Contractors are like farmers in many ways. They are a vital part of the supply chain but they do love a good moan.
It’s the Goldilocks effect. The market is either too hot, in which case they pick and choose which jobs they want to tender, or the market is too cold, and supply outstrips demand or they complain about their poor margins. I appreciate not everyone is a housebuilder with huge profits and happy shareholders, and I have sympathy with many builders who bemoan their lot, scraping by on wafer-thin margins.
However, I really sense a change occurring at the moment in the attitudes of both the clients and the wiser, larger contractors. We recently saw three large contractors walk away from projects.
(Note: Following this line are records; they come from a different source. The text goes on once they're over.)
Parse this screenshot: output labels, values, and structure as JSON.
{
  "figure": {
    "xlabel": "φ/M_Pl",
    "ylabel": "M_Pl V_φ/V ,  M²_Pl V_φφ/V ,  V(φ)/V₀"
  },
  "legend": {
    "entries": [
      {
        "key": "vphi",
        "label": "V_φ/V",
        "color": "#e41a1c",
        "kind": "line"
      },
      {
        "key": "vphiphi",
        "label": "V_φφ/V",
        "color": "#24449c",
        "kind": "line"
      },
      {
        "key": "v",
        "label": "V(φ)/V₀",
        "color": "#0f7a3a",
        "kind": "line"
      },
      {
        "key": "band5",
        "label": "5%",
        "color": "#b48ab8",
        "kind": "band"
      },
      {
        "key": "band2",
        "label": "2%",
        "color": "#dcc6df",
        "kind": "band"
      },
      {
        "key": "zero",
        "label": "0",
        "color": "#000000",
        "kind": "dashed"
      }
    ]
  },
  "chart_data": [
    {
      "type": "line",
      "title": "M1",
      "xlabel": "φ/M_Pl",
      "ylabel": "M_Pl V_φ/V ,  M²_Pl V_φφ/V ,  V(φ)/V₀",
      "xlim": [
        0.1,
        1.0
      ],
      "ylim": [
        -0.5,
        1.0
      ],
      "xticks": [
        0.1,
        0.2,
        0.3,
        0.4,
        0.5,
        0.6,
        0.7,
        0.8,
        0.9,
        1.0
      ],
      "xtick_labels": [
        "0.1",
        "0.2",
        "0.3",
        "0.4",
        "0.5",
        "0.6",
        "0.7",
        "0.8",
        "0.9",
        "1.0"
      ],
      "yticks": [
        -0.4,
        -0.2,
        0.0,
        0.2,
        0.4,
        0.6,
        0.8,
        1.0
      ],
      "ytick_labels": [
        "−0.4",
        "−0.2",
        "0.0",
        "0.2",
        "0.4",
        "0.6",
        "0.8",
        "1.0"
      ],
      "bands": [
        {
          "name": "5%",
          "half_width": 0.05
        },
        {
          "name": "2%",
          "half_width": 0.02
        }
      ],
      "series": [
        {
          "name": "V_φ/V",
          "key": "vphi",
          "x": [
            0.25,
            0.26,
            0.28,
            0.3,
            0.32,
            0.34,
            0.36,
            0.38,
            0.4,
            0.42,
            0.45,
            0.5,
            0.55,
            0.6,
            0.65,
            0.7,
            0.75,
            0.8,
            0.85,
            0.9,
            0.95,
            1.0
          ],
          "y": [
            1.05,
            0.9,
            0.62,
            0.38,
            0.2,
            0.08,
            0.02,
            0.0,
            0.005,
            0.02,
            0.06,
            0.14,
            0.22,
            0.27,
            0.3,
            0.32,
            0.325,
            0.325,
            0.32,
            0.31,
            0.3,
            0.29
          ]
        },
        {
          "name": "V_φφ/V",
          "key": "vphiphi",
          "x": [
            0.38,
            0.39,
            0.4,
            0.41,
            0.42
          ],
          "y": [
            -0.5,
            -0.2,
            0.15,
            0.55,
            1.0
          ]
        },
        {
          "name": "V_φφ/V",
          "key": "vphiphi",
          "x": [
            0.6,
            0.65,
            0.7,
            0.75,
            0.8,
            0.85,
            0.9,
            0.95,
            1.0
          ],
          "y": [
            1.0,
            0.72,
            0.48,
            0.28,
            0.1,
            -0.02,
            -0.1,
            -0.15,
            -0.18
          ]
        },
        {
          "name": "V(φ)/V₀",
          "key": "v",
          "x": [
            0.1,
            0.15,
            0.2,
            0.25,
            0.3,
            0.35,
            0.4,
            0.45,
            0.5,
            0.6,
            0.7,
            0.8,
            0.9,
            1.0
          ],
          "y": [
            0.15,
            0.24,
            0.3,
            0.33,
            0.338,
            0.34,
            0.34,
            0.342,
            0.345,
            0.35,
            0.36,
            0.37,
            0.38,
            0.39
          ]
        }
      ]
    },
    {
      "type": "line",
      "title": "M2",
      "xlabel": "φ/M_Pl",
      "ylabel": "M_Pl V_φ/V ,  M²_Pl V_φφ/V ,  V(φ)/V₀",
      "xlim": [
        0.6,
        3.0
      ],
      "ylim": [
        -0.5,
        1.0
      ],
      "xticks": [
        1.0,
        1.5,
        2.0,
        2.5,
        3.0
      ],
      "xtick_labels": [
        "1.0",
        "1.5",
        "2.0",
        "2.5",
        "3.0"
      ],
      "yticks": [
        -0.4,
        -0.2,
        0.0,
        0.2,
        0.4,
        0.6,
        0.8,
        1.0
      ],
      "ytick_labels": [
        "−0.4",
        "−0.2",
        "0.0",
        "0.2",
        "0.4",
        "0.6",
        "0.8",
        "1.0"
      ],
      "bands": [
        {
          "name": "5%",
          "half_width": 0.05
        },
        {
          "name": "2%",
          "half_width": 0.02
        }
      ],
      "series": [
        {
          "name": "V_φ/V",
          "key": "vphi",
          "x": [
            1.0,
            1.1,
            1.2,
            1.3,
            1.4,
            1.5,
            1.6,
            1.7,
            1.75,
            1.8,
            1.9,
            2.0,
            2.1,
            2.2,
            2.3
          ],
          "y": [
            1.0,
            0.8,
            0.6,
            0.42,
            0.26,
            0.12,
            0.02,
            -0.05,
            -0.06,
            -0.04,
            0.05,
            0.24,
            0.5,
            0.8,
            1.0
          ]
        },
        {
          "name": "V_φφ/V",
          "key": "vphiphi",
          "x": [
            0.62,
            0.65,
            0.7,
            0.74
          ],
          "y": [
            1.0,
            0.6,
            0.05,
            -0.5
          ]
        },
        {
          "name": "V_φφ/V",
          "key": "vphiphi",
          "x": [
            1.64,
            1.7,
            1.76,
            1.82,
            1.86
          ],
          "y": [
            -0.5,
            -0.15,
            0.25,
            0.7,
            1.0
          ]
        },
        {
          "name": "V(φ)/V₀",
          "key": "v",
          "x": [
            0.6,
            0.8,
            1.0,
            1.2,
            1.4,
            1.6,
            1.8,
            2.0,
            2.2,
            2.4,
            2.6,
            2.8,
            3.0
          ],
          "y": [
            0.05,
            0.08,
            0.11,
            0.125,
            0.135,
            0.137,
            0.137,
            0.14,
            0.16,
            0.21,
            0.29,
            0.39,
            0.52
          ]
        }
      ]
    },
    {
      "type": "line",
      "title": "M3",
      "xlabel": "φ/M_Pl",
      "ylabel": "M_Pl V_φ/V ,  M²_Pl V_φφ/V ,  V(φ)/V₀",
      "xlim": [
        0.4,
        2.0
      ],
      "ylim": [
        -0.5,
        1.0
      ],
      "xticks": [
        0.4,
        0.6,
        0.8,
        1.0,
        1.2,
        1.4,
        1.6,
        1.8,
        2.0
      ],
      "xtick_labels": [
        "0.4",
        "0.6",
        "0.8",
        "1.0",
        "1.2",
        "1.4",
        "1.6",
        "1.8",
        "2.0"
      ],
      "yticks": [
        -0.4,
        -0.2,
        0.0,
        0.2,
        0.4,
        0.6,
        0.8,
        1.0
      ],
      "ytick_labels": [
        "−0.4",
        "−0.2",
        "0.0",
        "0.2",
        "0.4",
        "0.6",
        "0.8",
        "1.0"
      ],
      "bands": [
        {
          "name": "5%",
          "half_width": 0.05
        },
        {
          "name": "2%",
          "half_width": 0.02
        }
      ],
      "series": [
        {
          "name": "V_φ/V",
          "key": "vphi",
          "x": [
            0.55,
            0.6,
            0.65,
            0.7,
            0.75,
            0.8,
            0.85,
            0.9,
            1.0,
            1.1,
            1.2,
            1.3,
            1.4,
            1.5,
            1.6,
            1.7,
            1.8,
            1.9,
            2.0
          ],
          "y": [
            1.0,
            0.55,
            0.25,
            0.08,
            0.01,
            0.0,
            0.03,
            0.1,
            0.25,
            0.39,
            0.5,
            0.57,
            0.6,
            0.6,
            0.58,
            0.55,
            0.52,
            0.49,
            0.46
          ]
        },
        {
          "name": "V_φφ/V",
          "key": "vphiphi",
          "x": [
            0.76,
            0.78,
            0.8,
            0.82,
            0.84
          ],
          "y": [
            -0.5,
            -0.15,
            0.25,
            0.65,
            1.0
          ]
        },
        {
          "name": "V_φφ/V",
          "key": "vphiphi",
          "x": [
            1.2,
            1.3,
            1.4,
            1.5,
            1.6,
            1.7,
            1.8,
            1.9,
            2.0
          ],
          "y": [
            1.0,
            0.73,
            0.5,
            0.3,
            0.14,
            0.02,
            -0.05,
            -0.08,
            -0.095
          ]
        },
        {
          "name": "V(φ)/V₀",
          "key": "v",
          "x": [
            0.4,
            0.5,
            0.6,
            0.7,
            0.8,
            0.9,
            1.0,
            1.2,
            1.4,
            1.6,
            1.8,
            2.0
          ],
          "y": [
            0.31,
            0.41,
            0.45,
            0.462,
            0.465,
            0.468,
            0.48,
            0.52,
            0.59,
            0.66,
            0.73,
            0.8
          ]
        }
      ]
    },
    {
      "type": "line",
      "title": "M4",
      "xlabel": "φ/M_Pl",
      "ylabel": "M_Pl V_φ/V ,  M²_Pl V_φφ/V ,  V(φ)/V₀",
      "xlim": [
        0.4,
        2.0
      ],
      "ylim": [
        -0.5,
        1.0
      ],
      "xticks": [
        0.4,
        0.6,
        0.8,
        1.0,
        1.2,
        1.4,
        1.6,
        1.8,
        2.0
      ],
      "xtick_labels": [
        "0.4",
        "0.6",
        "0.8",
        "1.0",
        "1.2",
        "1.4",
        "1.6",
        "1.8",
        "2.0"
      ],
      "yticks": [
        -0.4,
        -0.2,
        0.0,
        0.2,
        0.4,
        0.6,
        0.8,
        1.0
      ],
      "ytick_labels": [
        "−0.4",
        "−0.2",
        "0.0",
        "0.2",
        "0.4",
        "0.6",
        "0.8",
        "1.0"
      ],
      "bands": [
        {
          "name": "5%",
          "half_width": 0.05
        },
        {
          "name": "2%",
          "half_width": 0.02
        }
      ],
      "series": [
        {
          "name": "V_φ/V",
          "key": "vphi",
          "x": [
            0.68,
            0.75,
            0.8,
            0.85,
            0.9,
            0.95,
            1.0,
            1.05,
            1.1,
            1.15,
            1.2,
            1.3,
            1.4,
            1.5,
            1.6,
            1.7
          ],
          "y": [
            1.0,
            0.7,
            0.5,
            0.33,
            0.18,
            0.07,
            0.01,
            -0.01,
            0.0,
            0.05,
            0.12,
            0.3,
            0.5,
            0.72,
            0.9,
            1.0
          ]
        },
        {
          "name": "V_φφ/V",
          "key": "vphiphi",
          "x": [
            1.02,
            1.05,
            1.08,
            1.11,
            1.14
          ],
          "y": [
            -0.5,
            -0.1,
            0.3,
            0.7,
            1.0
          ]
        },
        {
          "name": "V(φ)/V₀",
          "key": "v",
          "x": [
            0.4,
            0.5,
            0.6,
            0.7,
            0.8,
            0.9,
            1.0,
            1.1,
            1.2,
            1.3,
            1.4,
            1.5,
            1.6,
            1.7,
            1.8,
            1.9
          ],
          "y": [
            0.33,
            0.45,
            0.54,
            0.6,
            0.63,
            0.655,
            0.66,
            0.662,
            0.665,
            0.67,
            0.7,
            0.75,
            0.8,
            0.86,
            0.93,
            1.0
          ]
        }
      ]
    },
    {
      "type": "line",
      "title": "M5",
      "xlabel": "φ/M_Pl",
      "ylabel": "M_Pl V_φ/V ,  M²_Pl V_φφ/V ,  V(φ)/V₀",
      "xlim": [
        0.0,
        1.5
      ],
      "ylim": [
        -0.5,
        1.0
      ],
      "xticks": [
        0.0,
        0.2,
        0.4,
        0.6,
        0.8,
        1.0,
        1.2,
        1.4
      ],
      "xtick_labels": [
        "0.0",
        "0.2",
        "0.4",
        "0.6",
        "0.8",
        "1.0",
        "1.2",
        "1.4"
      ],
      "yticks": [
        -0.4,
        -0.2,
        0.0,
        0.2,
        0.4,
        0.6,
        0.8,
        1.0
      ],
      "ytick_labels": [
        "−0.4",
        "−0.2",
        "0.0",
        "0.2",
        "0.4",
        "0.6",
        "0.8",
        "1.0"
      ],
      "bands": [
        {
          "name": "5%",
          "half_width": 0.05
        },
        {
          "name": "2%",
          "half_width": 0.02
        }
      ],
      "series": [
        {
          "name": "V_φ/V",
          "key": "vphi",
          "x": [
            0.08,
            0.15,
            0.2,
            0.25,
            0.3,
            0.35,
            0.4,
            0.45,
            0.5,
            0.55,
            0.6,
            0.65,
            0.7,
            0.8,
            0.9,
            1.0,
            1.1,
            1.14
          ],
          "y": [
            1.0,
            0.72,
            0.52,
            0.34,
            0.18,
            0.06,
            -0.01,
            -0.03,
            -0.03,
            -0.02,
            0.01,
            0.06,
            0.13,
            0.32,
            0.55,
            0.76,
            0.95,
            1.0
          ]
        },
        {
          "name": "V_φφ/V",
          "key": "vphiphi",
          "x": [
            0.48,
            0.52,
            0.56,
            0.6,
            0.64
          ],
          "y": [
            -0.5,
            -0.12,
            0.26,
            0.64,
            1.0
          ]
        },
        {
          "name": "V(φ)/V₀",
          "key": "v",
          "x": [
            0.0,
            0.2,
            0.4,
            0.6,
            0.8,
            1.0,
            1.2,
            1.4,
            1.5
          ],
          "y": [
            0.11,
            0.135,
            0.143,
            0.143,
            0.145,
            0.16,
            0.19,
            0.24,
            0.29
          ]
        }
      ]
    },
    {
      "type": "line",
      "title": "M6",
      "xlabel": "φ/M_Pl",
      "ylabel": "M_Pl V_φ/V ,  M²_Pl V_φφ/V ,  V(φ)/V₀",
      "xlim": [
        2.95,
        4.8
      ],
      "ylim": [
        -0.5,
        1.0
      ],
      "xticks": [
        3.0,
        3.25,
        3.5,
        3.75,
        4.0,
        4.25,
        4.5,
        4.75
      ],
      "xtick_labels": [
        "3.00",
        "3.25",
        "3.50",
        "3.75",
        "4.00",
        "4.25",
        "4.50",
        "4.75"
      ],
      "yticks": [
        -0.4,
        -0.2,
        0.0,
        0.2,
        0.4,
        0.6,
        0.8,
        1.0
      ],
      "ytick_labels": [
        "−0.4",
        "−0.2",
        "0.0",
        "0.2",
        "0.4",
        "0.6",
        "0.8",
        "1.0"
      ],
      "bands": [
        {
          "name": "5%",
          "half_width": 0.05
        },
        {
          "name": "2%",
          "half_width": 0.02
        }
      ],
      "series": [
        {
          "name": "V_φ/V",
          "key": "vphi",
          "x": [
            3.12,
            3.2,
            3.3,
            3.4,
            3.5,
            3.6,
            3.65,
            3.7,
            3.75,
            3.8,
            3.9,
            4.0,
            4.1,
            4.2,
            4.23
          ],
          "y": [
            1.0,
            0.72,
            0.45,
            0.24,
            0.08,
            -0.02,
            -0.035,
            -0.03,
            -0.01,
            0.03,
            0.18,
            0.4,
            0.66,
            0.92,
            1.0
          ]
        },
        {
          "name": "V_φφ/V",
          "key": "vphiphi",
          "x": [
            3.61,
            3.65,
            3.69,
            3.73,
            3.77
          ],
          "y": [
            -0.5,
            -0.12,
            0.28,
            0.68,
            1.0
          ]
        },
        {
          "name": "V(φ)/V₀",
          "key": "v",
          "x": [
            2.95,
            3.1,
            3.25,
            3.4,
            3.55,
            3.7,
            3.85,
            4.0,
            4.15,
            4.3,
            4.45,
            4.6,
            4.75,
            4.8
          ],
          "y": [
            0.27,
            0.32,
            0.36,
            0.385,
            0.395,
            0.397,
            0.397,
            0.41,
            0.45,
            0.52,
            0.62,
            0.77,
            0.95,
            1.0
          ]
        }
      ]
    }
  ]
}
Bouygues, Kier and Morgan Sindall have left jobs after bearing the cost of bidding and mobilising teams for what they saw as uneconomic work.
The quantity surveyors are blamed for haggling too hard and making profits too small. If in doubt, kick the quantity surveyor. I think the market is in transition, and we are starting to see both client and contractor accept the reality that the pipeline of work post-2017 is decidedly uncertain.
The old two-stage tendering process – whereby 40% of costs would be established at the first stage of the procurement process, but 60% would be subject to variances by subcontractors, suppliers and market factors – is falling out of favour.
It is not surprising that some are saying the client has fallen out of love with this form of procurement, and the contractors may be quietly starting to realise that a better way has to be found to work in a market that does not have such a certain future.
At a recent British Council for Offices dinner, one started to hear the gentle ruminating of the idea of a return to single-stage lump-sum tendering. Here, all the costs are exposed after a six- to eight-week period of research by contractors.
There is obviously more risk for the contractors with what is in effect a fixed price, but there is also a realisation that what some saw as the ‘golden era’ of clients accepting two-stage pricing is coming to an end. We may be seeing the start of a temperature change in the relationship between builder and client. The decision to walk away by three of our larger contractors may be a sign by some in the supply chain that, although the pipeline of work is starting to slow, they are not going back to the margins of the past.
I am not sure that this stance can survive a declining long-term market. If things are going to get built, establishing a new form of working relationship will be in both parties’ interest.